Results of a new study show that major interruptions in HIV drug treatment occur after release from prison.

Within 60 days of release from prison, just 30 percent of HIV-infected inmates in the Texas Department of Criminal Justice system filled a prescription for antiretroviral drug therapy, researchers report in Wednesday’s issue of the Journal of the American Medical Association.

Moreover, 90 percent or more of inmates did not fill a prescription soon enough to avoid an interruption in their antiretroviral therapy, according to the report.

“These remarkably high rates of lengthy HIV treatment interruptions are troublesome from a public health perspective,” study investigator Dr. Jacques Baillargeon, from the University of Texas Medical Branch, Galveston, noted in a written statement.
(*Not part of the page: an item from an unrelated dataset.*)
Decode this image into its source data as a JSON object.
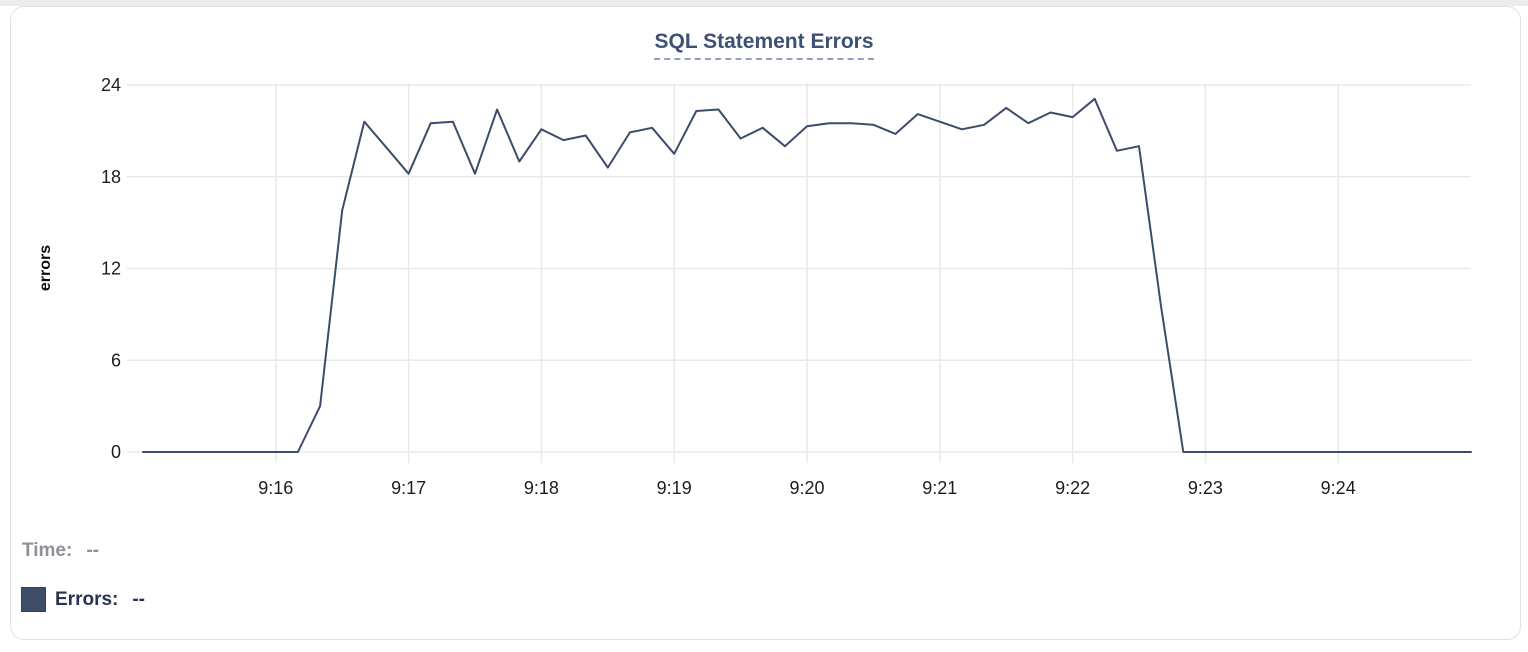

“Several studies suggest that many released inmates who discontinue antiretroviral therapy also resume high-risk behaviors such as injection drug use or unsafe sex,” Baillargeon added, “and this combination may result not only in poor clinical outcomes for these individuals but also in the creation of drug-resistant HIV reservoirs in the general community.”

The study involved 2115 HIV-infected inmates who were receiving antiretroviral therapy prior to their release from prison between January 2004 and December 2007.

Just 5.4 percent of inmates filled an antiretroviral prescription within 10 days of release, the researchers found.

Hispanic and African American inmates were 60 percent less likely than white inmates to fill a prescription within 10 days, and 30 percent less likely to do so within 30 days.

“Adequately addressing a public health crisis of this scale and complexity will require carefully coordinated efforts between academic institutions, the criminal justice system, and public health agencies,” the researchers conclude.